Les champs de bataille comme bureau

Nous rencontrons ce Bernois dans un café de sa ville. Il est de passage en Suisse. Son lieu de travail? Le front ukrainien. Il passe ses soirées à préparer son sac à dos photo, met son casque et ses lunettes de protection tous les matins, enfile son gilet pare-balles et se rend littéralement sur les champs de bataille.

Il a commencé à exercer son métier de reporter de guerre il y a douze ans. Durant cette dizaine d'années, il a photographié la guerre en Irak, vécu de près la terreur de l'État islamique (EI) en Syrie et suivi le déroulement de la guerre civile aux Philippines.

Mais cette fois-ci, c'est différent. «L'Ukraine ne ressemble à aucune de ces autres guerres», avance Alex Kühni.
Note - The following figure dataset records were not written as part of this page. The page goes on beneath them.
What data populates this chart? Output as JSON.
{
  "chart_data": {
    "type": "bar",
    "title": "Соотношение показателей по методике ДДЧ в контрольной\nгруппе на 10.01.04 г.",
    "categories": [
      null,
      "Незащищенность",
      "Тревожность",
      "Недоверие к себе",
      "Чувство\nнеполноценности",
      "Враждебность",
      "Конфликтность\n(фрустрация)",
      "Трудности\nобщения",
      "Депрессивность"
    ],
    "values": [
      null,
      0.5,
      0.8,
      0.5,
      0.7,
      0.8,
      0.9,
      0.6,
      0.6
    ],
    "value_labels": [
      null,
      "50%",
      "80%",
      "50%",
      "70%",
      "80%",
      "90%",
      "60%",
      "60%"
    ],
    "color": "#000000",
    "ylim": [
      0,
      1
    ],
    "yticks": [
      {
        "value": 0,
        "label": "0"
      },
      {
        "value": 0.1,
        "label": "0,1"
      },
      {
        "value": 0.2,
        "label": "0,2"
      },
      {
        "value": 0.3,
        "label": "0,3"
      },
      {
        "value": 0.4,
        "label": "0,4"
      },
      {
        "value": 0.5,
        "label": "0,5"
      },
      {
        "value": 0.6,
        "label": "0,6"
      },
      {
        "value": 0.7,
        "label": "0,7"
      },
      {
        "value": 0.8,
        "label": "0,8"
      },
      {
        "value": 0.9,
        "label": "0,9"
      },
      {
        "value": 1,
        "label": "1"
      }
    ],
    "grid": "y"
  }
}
Il y a deux jours, le Bernois est revenu du Donbass. Il poursuit: «En Irak et en Syrie, nous savions que les mortiers des terroristes pouvaient parcourir trois kilomètres au maximum. Nous pouvions donc nous retirer et manger tranquillement une pizza à une distance sûre.»
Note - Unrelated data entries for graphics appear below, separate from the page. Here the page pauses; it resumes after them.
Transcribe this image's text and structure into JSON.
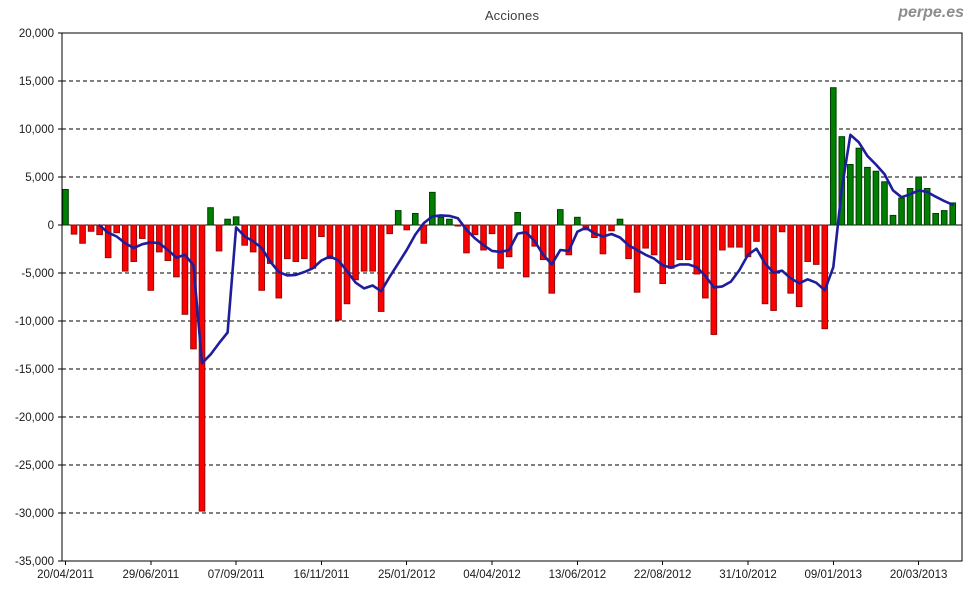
{
  "header": {
    "title": "Acciones",
    "watermark": "perpe.es"
  },
  "chart_data": {
    "type": "bar",
    "title": "Acciones",
    "subtitle": "",
    "frequency": "weekly",
    "n_points": 105,
    "x_label_every": 10,
    "x_tick_labels": [
      "20/04/2011",
      "29/06/2011",
      "07/09/2011",
      "16/11/2011",
      "25/01/2012",
      "04/04/2012",
      "13/06/2012",
      "22/08/2012",
      "31/10/2012",
      "09/01/2013",
      "20/03/2013"
    ],
    "ylim": [
      -35000,
      20000
    ],
    "y_tick_step": 5000,
    "y_tick_labels": [
      "20,000",
      "15,000",
      "10,000",
      "5,000",
      "0",
      "-5,000",
      "-10,000",
      "-15,000",
      "-20,000",
      "-25,000",
      "-30,000",
      "-35,000"
    ],
    "grid": "dashed horizontal lines every 5,000; solid zero line; framed plot box",
    "legend": "none",
    "bar_values": [
      3700,
      -950,
      -1900,
      -650,
      -1000,
      -3400,
      -800,
      -4800,
      -3800,
      -1400,
      -6800,
      -2800,
      -3700,
      -5400,
      -9300,
      -12900,
      -29800,
      1800,
      -2700,
      600,
      850,
      -2100,
      -2800,
      -6800,
      -4000,
      -7600,
      -3500,
      -3800,
      -3500,
      -4500,
      -1200,
      -3500,
      -9900,
      -8200,
      -5700,
      -4800,
      -4800,
      -9000,
      -900,
      1500,
      -500,
      1200,
      -1900,
      3400,
      800,
      600,
      -100,
      -2900,
      -1000,
      -2600,
      -900,
      -4500,
      -3300,
      1300,
      -5400,
      -2200,
      -3600,
      -7100,
      1600,
      -3100,
      800,
      -500,
      -1300,
      -3000,
      -600,
      600,
      -3500,
      -7000,
      -2400,
      -3100,
      -6100,
      -4500,
      -3600,
      -3600,
      -5100,
      -7600,
      -11400,
      -2600,
      -2300,
      -2300,
      -3300,
      -1700,
      -8200,
      -8900,
      -700,
      -7100,
      -8500,
      -3800,
      -4100,
      -10800,
      14300,
      9200,
      6300,
      8000,
      6000,
      5600,
      4500,
      1000,
      2800,
      3800,
      5000,
      3800,
      1200,
      1500,
      2300
    ],
    "line_overlay": {
      "type": "line",
      "name": "moving-average-line",
      "start_index": 4,
      "values": [
        -50,
        -800,
        -1200,
        -1900,
        -2400,
        -2000,
        -1800,
        -1900,
        -2600,
        -3400,
        -3100,
        -4200,
        -14400,
        -13500,
        -12300,
        -11200,
        -250,
        -1200,
        -1700,
        -2400,
        -3800,
        -4900,
        -5250,
        -5200,
        -4900,
        -4500,
        -3700,
        -3270,
        -3700,
        -4800,
        -6000,
        -6600,
        -6300,
        -6900,
        -5400,
        -4000,
        -2600,
        -1000,
        200,
        900,
        1000,
        950,
        700,
        -500,
        -1400,
        -2100,
        -2700,
        -2800,
        -2600,
        -900,
        -750,
        -1700,
        -3100,
        -4100,
        -2600,
        -2700,
        -700,
        -280,
        -870,
        -1200,
        -940,
        -1300,
        -2100,
        -2600,
        -3100,
        -3500,
        -4200,
        -4450,
        -4100,
        -4100,
        -4400,
        -5300,
        -6500,
        -6400,
        -5900,
        -4700,
        -3100,
        -2465,
        -4000,
        -4965,
        -4760,
        -5555,
        -6075,
        -5660,
        -6010,
        -6800,
        -4400,
        3800,
        9400,
        8600,
        7200,
        6300,
        5300,
        3600,
        2900,
        3200,
        3600,
        3450,
        2950,
        2500,
        2100
      ]
    },
    "colors": {
      "bar_positive": "#008000",
      "bar_positive_border": "#003c00",
      "bar_negative": "#fe0000",
      "bar_negative_border": "#98080a",
      "line": "#1e1e9c",
      "axis": "#000000",
      "labels": "#1a1a1a",
      "watermark": "#8c8c8c",
      "background": "#ffffff"
    }
  }
}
Or, en Ukraine, on ne serait en sécurité nulle part: les missiles à longue portée et les obus d'artillerie pourraient atteindre n'importe quel point. À tout moment.
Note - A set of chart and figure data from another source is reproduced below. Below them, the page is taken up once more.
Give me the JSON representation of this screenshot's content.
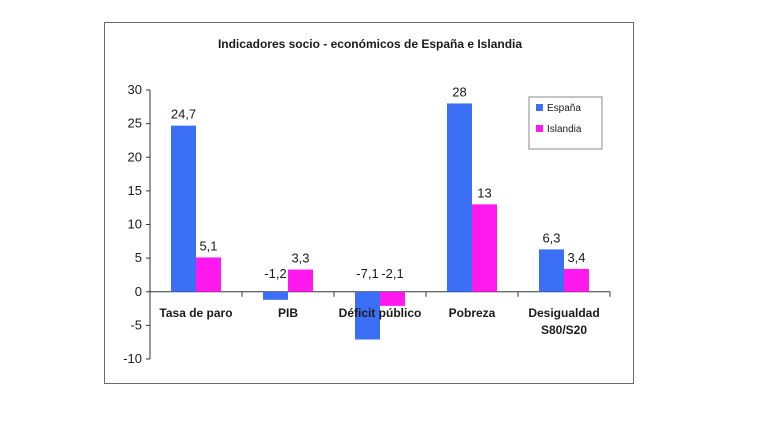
{
  "chart_data": {
    "type": "bar",
    "title": "Indicadores socio - económicos de España e Islandia",
    "categories": [
      "Tasa de paro",
      "PIB",
      "Déficit público",
      "Pobreza",
      "Desigualdad S80/S20"
    ],
    "category_lines": [
      [
        "Tasa de paro"
      ],
      [
        "PIB"
      ],
      [
        "Déficit público"
      ],
      [
        "Pobreza"
      ],
      [
        "Desigualdad",
        "S80/S20"
      ]
    ],
    "series": [
      {
        "name": "España",
        "values": [
          24.7,
          -1.2,
          -7.1,
          28,
          6.3
        ],
        "labels": [
          "24,7",
          "-1,2",
          "-7,1",
          "28",
          "6,3"
        ],
        "color": "#3b6ff5"
      },
      {
        "name": "Islandia",
        "values": [
          5.1,
          3.3,
          -2.1,
          13,
          3.4
        ],
        "labels": [
          "5,1",
          "3,3",
          "-2,1",
          "13",
          "3,4"
        ],
        "color": "#ff19ef"
      }
    ],
    "xlabel": "",
    "ylabel": "",
    "ylim": [
      -10,
      30
    ],
    "yticks": [
      -10,
      -5,
      0,
      5,
      10,
      15,
      20,
      25,
      30
    ],
    "grid": false,
    "legend_position": "top-right"
  }
}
Depuis douze ans, le photographe bernois Alex Kühni se rend régulièrement dans des zones de guerre. «Être là où l'histoire s'écrit est un privilège», assure-t-il.
Photo: PHILIPP SCHMIDLI | Fotografie

«Les politiciens suisses devraient se rendre dans le Donbass»

Trop souvent, ces missiles et obus touchent des immeubles d'habitation. Comme il y a quelques jours dans la ville de Sloviansk, dans le Donbass. Quatorze personnes ont alors perdu la vie, dont un enfant de 3 ans. Alex Kühni était présent: «La grand-mère de ce petit garçon revenait encore des jours après l'attaque près de la maison bombardée, anéantie par la perte de son petit-fils.»

L'Ukraine n'a pas assez d'armes pour se protéger de la terreur des missiles. Les chars allemands Gepard, par exemple, seraient pourtant idéaux pour faire tomber les missiles du ciel. «Le fait que la Suisse interdise à l'Allemagne de livrer à l'Ukraine des munitions Gepard produites dans le pays est un énorme sujet de discussion sur le front», glisse-t-il.

À plusieurs reprises, des officiers l'auraient interpellé à ce sujet: «Ils ne peuvent pas comprendre l'attitude de refus de la Suisse.» Peut-être que les politiciens suisses devraient se rendre une fois dans le Donbass pour comprendre les souffrances brutales que les Russes y provoquent, tonne-t-il.

Les Ukrainiens placent de grands espoirs dans une contre-offensive dont on parle beaucoup. Mais il est difficile de savoir quand et où elle arrivera, même sur place, raconte le Bernois. «Sur l'axe de circulation entre les villes de Dnipro et Kramatorsk, j'ai vu plus de véhicules militaires qu'entre Kiev et Kharkiv au nord», décrit-il. Il soulève donc une hypothèse: «Si je devais vraiment fournir une réponse, je parierais sur une attaque ukrainienne au sud-est.» Et se risque à quelques théories.

Aucune trace de lassitude face à la guerre

Il est clair pour tout le monde dans la zone de guerre que l'imbroglio de l'automne dernier ne fonctionnera pas une deuxième fois. L'Ukraine avait alors spéculé à haute voix et en détail sur la libération de la ville de Kherson sur la mer Noire, pour ensuite libérer d'immenses territoires autour de Kharkiv, bien plus au nord.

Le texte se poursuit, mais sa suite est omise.